2.15-A ausência de acusação do M.P e condenação do tribunal em relação ao arguido FD Damil não é sanável e susceptível de ser corrigida no âmbito do incidente com alteração da sentença de condenação do arguido, limitando-se a substituir identidade do mesmo.
2.16-O tribunal a quo não pode considerar que as normas dos arts. 380.º e 411.º, n.º 1, do CPP, contentem as condições legais para substituir o arguido condenado, quando o verdadeiro arguido FD Damil nunca foi chamado aos autos.
2.17-A troca da identidade de arguidos não é um mero erro ou lapso da decisão, cuja eliminação não importe a sua modificação substancial, a sua existência e possibilidade de rectificação não levantam dificuldades de maior à posição do arguido, o que não é o presente caso dos autos.
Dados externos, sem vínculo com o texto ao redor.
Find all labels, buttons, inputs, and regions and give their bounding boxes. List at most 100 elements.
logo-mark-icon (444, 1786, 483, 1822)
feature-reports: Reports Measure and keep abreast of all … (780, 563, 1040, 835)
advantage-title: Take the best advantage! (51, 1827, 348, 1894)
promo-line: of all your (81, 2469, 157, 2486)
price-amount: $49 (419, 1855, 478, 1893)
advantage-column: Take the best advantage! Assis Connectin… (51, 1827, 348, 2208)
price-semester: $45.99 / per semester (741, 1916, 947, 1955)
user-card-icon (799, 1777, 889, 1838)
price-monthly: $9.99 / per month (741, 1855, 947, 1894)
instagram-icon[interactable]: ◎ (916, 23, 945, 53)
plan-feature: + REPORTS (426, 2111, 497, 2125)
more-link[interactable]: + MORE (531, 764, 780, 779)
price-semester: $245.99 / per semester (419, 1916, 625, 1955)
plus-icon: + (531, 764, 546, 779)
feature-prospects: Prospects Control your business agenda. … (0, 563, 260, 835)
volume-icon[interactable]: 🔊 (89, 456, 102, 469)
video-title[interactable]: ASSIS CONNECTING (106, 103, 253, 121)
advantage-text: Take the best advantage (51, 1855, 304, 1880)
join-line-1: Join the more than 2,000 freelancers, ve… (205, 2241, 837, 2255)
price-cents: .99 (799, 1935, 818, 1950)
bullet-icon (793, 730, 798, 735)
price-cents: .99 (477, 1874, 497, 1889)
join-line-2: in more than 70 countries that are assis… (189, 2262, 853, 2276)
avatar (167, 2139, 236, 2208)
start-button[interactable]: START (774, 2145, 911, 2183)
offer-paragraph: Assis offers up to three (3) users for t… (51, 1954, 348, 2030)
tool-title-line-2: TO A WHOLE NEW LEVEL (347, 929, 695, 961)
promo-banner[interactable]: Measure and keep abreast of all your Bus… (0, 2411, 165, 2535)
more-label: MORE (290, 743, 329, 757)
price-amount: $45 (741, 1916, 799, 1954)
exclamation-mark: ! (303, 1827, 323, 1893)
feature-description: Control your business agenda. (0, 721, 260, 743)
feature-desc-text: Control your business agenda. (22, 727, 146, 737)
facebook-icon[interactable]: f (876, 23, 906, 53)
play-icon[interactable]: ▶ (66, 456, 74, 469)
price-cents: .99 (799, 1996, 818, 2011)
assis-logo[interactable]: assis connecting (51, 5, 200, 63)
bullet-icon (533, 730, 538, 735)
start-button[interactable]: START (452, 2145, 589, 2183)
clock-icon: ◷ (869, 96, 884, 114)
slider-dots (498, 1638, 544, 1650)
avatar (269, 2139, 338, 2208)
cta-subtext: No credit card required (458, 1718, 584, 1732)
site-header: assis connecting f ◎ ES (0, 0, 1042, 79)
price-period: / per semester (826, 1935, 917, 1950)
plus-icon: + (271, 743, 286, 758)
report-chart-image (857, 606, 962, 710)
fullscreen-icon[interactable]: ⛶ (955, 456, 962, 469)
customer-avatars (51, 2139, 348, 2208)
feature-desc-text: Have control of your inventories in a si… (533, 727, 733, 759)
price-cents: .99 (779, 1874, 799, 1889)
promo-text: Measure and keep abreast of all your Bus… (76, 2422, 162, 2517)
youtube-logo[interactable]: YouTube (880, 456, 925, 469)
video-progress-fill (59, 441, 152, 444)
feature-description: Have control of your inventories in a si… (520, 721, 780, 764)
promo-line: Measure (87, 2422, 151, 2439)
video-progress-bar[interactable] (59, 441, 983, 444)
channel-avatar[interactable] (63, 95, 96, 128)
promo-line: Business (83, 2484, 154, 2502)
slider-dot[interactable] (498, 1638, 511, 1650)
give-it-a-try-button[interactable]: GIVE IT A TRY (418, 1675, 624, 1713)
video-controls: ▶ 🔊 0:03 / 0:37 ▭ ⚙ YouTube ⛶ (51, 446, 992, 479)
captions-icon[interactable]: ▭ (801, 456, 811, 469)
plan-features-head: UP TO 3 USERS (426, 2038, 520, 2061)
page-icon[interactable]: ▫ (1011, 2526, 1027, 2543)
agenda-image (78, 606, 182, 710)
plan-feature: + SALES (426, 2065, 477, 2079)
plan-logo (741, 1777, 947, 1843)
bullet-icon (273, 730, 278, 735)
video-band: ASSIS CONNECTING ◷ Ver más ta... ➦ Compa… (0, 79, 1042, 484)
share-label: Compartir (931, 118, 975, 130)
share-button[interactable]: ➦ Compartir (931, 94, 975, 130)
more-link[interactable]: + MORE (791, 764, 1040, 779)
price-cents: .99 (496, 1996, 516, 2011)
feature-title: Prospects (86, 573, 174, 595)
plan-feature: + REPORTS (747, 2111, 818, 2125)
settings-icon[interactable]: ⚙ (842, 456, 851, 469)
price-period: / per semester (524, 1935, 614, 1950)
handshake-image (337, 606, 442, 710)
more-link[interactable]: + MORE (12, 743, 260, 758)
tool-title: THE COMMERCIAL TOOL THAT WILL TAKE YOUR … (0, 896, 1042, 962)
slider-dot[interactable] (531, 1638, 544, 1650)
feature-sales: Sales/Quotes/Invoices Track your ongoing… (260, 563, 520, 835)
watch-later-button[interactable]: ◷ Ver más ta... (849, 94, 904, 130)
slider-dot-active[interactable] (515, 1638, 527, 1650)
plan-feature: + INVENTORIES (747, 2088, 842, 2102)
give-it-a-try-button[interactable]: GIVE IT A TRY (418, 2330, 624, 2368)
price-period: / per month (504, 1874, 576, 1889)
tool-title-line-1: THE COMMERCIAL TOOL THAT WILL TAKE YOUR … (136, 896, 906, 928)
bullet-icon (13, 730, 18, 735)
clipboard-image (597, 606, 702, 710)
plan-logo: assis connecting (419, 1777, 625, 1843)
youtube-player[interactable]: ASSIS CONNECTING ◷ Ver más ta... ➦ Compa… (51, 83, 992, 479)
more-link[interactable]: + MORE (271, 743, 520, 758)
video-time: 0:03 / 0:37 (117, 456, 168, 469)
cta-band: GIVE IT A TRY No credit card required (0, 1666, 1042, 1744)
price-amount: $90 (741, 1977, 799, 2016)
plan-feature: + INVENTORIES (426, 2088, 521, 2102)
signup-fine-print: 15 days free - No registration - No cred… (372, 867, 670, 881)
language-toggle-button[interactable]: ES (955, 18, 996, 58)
2.18-O incidente de correcção de sentença só permite a absolvição do cidadão incorrectamente condenado e não a condenação do arguido FD Damil, pelo que a sentença do incidente de correcção de sentença é parcialmente nula, no que concerne à substituição da identificação do arguido.
3.–Admitido o recurso, a subir imediatamente, nos próprios autos e com efeito suspensivo, o Ministério Público respondeu, concluindo:
3.1-Foram recolhidos indícios suficientes da verificação do crime e quanto a quem foi o seu agente, precisamente porque a fundamentação da matéria de facto plasmada na sentença não consente questionar que a pessoa condenada nos autos é exatamente aquela pessoa que foi detida pela polícia, de resto com o contributo probatório também do agente policial autuante.
3.2-Arguido no processo é a pessoa concreta, física, detida e constituída como tal, que não a pessoa a que correspondem os elementos de identificação falsamente fornecidos pela pessoa detida e constituída como arguido. “O julgamento refere‑se efectivamente ao verdadeiro arguido — não à pessoa cuja identidade foi usada por ele. Isto é, embora com um nome diferente, quem o tribunal julgou foi o arguido. Quer dizer: quem sofreu a condenação foi a pessoa física do arguido — nunca o titular do nome por ele usado.”
3.3-«Dirigindo-se o processo penal contra uma determinada pessoa física concreta — o arguido —, sendo o nome somente um meio de identificação daquela, a prova da falsa identidade fornecida, por não implicar dúvidas sobre a identidade física do condenado, apenas justificará a correcção dos elementos de identificação, mediante processo expedito e não por apelo ao recurso de revisão, pois que não está em causa a justiça da condenação do arguido.”.
4.–Neste Tribunal, o Exmo. Sr. Procurador-geral Adjunto, aderiu à resposta do Ministério Público em 1ª instância e pronunciou-se pelo não provimento do recurso.